Leda Health was founded by Madison Campbell after she endured a sexual assault outside the US. She is convinced that having such DIY rape kits available would contribute to justice being done.
Tamara Hoffman, a fellow investor in the company and Eitan’s sister, said she thinks Leda kits will ultimately create a greater social impact as, while they may not prevent rape, “the democratization of such kits will act as a deterrence and perhaps certain attackers may think twice before committing an assault.”.
Yael Sherer, head of the war against sexual violence in Israel lobby group, slammed the claims, saying she thinks “they just want to make a buck.”
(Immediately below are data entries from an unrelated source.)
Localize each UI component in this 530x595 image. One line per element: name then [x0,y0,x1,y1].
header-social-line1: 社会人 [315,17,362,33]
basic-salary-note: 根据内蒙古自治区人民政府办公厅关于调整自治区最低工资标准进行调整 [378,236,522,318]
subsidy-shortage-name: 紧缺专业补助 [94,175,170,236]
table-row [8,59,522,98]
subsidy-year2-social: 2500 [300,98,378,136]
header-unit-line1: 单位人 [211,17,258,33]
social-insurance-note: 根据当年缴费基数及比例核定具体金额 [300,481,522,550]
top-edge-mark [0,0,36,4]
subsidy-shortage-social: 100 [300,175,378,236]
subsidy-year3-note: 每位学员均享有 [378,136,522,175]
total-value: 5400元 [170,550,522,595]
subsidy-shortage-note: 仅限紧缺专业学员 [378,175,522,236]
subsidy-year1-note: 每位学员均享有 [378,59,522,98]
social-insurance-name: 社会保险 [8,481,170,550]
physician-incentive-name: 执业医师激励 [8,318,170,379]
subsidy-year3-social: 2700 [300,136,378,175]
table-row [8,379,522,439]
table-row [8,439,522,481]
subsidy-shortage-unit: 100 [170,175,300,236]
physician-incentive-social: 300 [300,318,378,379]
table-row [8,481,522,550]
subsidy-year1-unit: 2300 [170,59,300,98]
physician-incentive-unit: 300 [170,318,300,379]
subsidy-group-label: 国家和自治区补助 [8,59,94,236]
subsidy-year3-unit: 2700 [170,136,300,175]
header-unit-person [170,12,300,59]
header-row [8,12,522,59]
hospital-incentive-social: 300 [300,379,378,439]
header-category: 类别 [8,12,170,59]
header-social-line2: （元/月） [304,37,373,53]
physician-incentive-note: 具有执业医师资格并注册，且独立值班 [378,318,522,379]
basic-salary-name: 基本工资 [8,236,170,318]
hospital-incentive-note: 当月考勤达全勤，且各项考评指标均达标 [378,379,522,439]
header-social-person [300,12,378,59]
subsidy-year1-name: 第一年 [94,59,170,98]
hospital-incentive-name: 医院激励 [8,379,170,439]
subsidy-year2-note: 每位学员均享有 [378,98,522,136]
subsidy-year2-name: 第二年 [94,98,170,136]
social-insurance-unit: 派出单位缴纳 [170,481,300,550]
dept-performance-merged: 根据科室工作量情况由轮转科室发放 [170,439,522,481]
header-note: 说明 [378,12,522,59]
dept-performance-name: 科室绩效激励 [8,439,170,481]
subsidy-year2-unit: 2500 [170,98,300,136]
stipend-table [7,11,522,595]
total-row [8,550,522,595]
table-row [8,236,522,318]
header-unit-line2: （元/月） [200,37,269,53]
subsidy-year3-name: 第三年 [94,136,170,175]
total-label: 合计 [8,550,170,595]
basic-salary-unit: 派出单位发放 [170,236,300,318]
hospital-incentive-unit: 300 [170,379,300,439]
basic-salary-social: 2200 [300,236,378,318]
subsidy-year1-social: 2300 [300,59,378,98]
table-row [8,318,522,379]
Sherer said no court would accept evidence collected by the victim as it goes against the principle of a neutral collector. She called the idea of a rape victim performing a self-examination correctly while following an app “absurd,” comparing it to a self-performing colonoscopy.
“In Israel we need to fight to get the [Institute of Forensic Science] to accept a video-call from a hospital room,” she said. “Such kits would be impossible here.”
She also slammed the idea that having such rape-kits around campus will reduce sexual assaults. Citing the 2015 example of Brock Turner, who raped a young unconscious woman behind a dumpster.
Sherer said rapists don’t view their actions as a crime and don’t believe they will ever pay a price for them, making the argument they may reconsider because kits are available very unlikely.